Mit MorphoColor® liefert Fraunhofer Lösung für farbige Solartechnik
von Diana Wetzestein

Bildquelle: Fraunhofer

Freiburg. Sie sind blauschwarz und etwa einen Quadratmeter groß. Gerade deshalb sind sie auf den Dächern einer Altstadt nicht gern gesehen. Von Denkmalbehörden untersagt, weil sie die Ansicht stören, wünschen sich auch die Gebäudeeigentümer*innen „schönere Exemplare“, haben diese herbeigesehnt. Jetzt wurden sie entwickelt.
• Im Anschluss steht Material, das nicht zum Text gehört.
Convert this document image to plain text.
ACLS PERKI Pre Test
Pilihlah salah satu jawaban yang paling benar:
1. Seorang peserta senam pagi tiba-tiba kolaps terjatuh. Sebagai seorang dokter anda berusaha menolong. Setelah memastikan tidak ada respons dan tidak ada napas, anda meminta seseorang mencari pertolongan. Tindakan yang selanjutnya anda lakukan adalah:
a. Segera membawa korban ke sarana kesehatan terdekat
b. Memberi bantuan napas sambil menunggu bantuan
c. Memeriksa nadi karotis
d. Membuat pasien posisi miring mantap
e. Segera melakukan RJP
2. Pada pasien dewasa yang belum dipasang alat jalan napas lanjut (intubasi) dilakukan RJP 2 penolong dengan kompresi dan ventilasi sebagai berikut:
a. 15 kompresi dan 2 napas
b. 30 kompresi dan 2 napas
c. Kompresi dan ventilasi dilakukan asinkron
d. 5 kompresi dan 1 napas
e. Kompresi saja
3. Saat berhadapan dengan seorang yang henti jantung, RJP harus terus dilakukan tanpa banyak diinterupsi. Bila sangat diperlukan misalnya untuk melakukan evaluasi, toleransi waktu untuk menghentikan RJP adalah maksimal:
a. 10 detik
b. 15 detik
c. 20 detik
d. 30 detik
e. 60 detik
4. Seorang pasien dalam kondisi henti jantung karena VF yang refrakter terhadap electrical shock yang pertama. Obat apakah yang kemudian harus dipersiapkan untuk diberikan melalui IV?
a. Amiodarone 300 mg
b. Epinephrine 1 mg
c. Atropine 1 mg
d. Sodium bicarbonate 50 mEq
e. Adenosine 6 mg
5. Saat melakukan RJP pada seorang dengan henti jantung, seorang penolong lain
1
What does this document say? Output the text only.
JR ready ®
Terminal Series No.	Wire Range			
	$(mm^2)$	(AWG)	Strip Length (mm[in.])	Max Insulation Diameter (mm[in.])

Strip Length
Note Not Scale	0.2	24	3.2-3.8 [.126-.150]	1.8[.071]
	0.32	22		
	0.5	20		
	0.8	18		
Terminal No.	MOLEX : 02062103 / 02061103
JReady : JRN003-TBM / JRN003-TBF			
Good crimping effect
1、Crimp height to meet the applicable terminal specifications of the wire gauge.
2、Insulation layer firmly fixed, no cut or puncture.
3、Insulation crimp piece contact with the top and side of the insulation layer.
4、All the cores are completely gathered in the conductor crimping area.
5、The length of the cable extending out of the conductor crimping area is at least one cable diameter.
Denn die Solarmodule einer Photovoltaik-Anlage (PV) sind für die Stromversorgung der Zukunft von großer Bedeutung.
Schon ab 2022 sollen für die Stromgewinnung und die Warmwasseraufbereitung farbige Solarmodule für PV-Anlagen und Solarkollektoren in Serie produziert werden. Ein Team des Fraunhofer Instituts für Solare Energiesysteme ISE in Freiburg hat dafür die MorphoColor®-Beschichtung entwickelt, mit der sich eine farbige Gestaltung realisieren lässt.

Morpho Peleides (Foto Wetzestein)

Sie sind hellblau und handtellergroß. Und gerade deshalb sind die Morpho-Falter aus dem Regenwald Mittel- und Südamerikas so interessant für das Forscherteam am Fraunhofer Institut ISE. Der Nachbau, die sogenannte MorphoColor®-Beschichtung, könnte sich als Durchbruch bei der schnellen Aufrüstung der Solartechnik erweisen und sich als enormer Beitrag zur Energiewende entpuppen. Das Verfahren scheint simpel: die Expert*innen des Fraunhofer-Instituts statten ihre Photovoltaik-Module einfach mit einer ähnlichen Oberflächenstruktur aus, wie der Morpho-Schmetterlingsflügel sie von Natur aus hat.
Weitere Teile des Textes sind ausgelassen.